Wednesday, November 27, 2013

Bootstrappin' It!


Welcome back to the Gilded Age of bootstraps, grit, gettin' tough, and the beginnings of American plutocracy.

Frank Bruni, the New York Times food aficionado (how very bohemian bourgeois) turned education expert (how very 21st century plutocrat) sounded the alarm for school-children everywhere: get tough or stay stupid! 

Yes, reader, it's time for this year's Horatio Alger speech. We know it well: only through leading lives of excellence, nobly struggling against poverty, and facing adversity will we succeed. When all of the talk of bootstraps, toughness, and grit start flying fast, it's helpful to remember Horatio Alger wrote fictional stories. His characters sometimes succeeded through the help of a benevolent, wealthy person, too. 

In Bruni's version of this timeworn tale, the struggle we must undertake is the "laudable" Common Core. This will save us from becoming a nation of over-privileged (and under-tested!) layabouts. We assume the wealthy person is played by profiteers and plutocrats everywhere, though their helpfulness is questionable.

Bruni trots out the tired complaints that we live in a "cult of self-esteem" as he cites Common Core architect Daniel Coleman who says that the Common Core is so transformative it will transform the very idea of self-esteem. Self-esteem is now newly defined as something only achieved through hard work! 
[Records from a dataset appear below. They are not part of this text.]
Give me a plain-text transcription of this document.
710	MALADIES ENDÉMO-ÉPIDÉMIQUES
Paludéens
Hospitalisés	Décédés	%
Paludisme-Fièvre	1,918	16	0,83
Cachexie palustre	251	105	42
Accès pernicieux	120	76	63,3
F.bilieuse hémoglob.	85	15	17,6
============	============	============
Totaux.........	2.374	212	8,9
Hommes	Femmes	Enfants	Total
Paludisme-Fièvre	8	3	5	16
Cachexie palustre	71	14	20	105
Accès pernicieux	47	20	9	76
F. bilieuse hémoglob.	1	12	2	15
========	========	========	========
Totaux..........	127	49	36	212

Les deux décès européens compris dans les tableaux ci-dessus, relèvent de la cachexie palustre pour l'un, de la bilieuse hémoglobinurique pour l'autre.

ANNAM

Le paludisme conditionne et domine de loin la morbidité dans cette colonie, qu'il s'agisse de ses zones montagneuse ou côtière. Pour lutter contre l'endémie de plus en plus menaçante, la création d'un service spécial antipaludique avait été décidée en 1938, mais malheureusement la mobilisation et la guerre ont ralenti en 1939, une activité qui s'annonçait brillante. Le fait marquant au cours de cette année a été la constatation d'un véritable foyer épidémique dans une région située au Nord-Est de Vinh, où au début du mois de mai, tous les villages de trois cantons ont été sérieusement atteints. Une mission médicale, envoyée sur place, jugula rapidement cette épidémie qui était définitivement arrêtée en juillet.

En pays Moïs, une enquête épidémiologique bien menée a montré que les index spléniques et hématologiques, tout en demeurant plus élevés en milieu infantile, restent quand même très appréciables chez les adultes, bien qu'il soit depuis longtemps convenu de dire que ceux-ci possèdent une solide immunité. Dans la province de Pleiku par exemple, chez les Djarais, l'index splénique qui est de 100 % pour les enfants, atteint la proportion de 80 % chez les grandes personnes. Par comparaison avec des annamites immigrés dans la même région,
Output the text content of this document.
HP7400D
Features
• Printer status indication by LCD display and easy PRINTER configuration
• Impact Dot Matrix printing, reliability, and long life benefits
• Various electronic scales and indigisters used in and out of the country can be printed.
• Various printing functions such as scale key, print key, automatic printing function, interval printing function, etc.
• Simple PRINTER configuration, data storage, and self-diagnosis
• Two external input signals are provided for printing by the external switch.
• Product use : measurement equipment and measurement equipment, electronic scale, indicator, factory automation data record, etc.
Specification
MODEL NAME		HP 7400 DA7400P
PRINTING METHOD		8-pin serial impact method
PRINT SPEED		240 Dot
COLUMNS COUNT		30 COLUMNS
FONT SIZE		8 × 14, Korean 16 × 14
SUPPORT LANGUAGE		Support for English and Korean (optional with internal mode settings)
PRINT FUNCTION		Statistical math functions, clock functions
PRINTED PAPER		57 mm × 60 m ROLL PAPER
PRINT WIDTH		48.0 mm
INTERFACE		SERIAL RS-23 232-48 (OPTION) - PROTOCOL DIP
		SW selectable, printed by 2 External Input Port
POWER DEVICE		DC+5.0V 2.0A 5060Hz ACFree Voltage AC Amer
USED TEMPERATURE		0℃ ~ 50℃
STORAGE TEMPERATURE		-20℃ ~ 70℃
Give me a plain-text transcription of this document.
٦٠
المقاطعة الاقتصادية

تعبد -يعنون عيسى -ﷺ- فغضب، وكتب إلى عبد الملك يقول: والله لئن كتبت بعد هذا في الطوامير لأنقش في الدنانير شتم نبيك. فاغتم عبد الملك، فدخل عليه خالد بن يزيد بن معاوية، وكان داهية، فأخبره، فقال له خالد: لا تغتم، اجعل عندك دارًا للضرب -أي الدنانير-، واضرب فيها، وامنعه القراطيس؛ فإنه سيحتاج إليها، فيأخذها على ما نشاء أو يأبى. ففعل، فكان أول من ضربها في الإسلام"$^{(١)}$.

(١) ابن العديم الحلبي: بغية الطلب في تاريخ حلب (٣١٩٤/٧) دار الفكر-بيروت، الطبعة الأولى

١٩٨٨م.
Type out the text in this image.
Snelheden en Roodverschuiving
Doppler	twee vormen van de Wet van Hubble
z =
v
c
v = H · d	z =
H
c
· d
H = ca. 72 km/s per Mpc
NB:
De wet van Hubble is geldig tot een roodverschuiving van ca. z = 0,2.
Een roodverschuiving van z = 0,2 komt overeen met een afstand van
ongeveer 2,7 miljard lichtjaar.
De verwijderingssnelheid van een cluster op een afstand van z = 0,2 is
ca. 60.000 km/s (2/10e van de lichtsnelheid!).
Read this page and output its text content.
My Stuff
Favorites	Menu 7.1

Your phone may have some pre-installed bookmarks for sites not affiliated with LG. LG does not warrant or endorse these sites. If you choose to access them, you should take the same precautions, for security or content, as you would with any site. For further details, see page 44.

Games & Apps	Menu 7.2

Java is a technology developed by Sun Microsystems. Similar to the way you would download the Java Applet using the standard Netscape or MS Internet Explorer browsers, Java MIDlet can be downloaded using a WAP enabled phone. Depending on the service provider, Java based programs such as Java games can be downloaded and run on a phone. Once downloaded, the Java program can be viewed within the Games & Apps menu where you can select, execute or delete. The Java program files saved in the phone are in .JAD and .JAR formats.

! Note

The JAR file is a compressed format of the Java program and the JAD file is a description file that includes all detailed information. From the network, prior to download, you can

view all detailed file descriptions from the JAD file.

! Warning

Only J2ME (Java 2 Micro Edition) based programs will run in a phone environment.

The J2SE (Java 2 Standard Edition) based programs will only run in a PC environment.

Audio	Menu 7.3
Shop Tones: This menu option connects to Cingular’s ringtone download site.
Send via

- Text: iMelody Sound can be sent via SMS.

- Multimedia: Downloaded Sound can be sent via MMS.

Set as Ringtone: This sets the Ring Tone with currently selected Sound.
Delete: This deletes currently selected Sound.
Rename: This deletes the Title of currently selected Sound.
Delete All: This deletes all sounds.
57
We wonder what schools Bruni visited. Having spent considerable time in urban, public schools, we can't say students are exactly self-congratulatory. Instead, we have noticed students who:
  • Enter with skills several grade levels below the grade they're currently enrolled in
  • Bring disruptive behavior with them to the classroom
  • Can't concentrate because of lack of food, sleep, or parental presence
  • Seek lots of attention
  • Work several jobs, take care of siblings, and barely stay afloat
Bruni and others of his ilk would call this making excuses, instead of acknowledging the changing reality of urban America. Embedded in Bruni's spare the rod and spoil the child plea is the notion that students need to experience failure or else they won't go anywhere "big and real." 

On the contrary, many students in your average, urban school experience repeated, large failures. Still, they continue to show up with a decent attitude. Perhaps Coleman, et. al. should consider developing a standard for failure that can be demonstrated to be sure kids everywhere work appropriately hard to simply feel secure.

1 comment:

  1. How come nobody in power notices the realities of poverty? This commentary is common knowledge for anyone with more than a few years in a regular, traditional urban public school.